A região também investe da criação de caprinos| Foto: Site Alto do Camaquã
A região também investe da criação de caprinos | Foto: Site Alto do Camaquã

“A gente tem um trabalho de valorização da região. Através da Embrapa, os pesquisadores mostraram um novo olhar para a região, que tinha uma imagem atrasada”, conta o presidente da Associação para o Desenvolvimento Sustentável do Alto Camaquã (ADAC), Matheus Garcia, sobre o resultado do trabalho dos técnicos com a comunidade. “Na região, temos um modo de vida e de produção extremamente sustentável, um potencial diferenciado”, completa Borba.

Marca coletiva

Hoje, a Serra do Sudeste abriga o primeiro Arranjo Produtivo Local de Ovinos e Turismo (APL) do Estado e um dos mais importantes do país. O APL é, inclusive, reconhecido pelo governo do Estado, que já destinou recursos, por meio da Agência Gaúcha de Desenvolvimento e Produção do Investimento (AGDI), no valor de R$ 150 mil. O arranjo local, que é o primeiro de Ovinos do país, também recebeu apoio financeiro da Companhia de Geração Térmica de Energia Elétrica (CGTEE), e a ADAC trabalha para captar mais verbas, via edital da AGDI, que podem chegar até R$ 900 mil. Além disso, a Embrapa, calcula Borba, já teria investido na região cerca de R$ 10 milhões, entre verbas e recursos humanos.

A ADAC é responsável pela organização social das famílias e comercialização dos produtos. Constituída por 25 associações comunitárias de oito municípios – Bagé, Caçapava do Sul, Lavras do Sul, Santana da Boa Vista, Encruzilhada do Sul, Pinheiro Machado, Piratini e Canguçu -, a ADAC criou a Rede de Produtores e Empreendedores do Alto Camaquã e administra a marca coletiva Alto Camaquã. São cerca de 30 produtos comercializados com o selo de qualidade e sustentabilidade da região. O carro-chefe da marca é a carne de cordeiro. Mas a carne de bovinos e caprinos também tem um mercado consolidado.

Os doces produzidos na região também estão associados à marca Alto Camaquã|Foto: Site Alto Camaquã
Os doces produzidos na região também estão associados à marca Alto Camaquã|Foto: Site Alto Camaquã

A ADAC tem parcerias em nível municipal para a comercialização de seus produtos e já trabalha para expandir a venda em frigoríficos, como Alegrete, região oeste do Rio Grande do Sul. “Hoje, a pecuária sustentável é tida como uma verdadeira poupança para as famílias”, destaca o presidente da ADAC, que também é coordenador do Arranjo Local de Ovinos e Turismo. Há 200 anos, conforme Garcia, os moradores trabalham com a pecuária familiar extensiva em harmonia com o meio ambiente.
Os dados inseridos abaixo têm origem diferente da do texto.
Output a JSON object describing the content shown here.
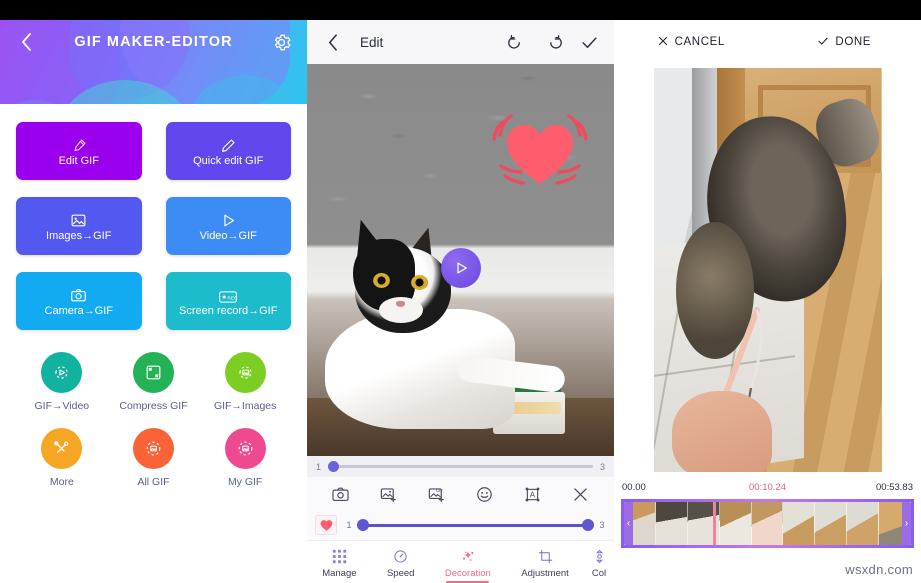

Além das carnes, a lã, o artesanato, os doces, o mel, o famoso bolinho de amendoim estão associados à marca Alto Camaquã e têm o reconhecimento do mercado pela sua origem. Sem falar no turismo. O território das Guaritas, justamente onde a mineradora pretende se instalar, foi eleito, pela Secretaria de Turismo do Estado, uma das Sete Maravilhas do RS, e as belas paisagens da região já serviram de cenário para inúmeros filmes e minisséries.

Frente e abaixo-assinado

Preocupados com a ameaça à preservação e à produção sustentável da região, moradores, produtores, ambientalistas e lideranças sociais e políticas se mobilizam. Eles, inclusive, criaram a Frente de Autodefesa do Camaquã e prometem fazer frente à Votorantim nas audiências nos dias 22, 23 e 24 em Santana da Boa Vista, Bagé e Pinheiro Machado, respectivamente, e barrar o empreendimento. Também organizaram um abaixo-assinado virtual, que já conta com a adesão de três mil assinaturas. A mineradora pretende extrair 36 mil toneladas de chumbo, 16 mil toneladas de zinco e cinco mil toneladas de cobre por ano.

As empresas vendem o “Projeto Caçapava do Sul” pelo enfoque da geração de emprego e argumentam que o empreendimento é sustentável e não oferece nenhum risco para o meio ambiente. “A preocupação é total, é uma ameaça ao setor produtivo, conquistamos um espaço com muito esforço”, comenta Marcos Sanchez Blanco, vice-presidente da ADAC e gestor do Arranjo Produtivo Local de Ovinos e Turismo. Devido à rede construída, segundo ele, é possível viabilizar uma produção de baixo custo e chegar ao mercado. O trabalho consolidado também ajudou a agregar mais parceiros. Além da Embrapa, a Emater e diversas universidades dão suporte aos produtores.

Por ter acompanhado e ajudado a construir o trabalho hoje consolidado no Alto Camaquã, Marcos Borba está engajado pessoalmente, enquanto pesquisador, na luta dos moradores e comunidades. “Essa região produz água, carne, essa região dá uma contribuição à sociedade que sequer a sociedade percebe”, observa ele, enfatizando que, além da pecuária, a área, de um milhão de hectares, abriga uma das maiores plantações de arroz. “Hoje, não estamos vendendo um produto, mas um conceito. É um prejuízo incomensurável”, argumenta ele.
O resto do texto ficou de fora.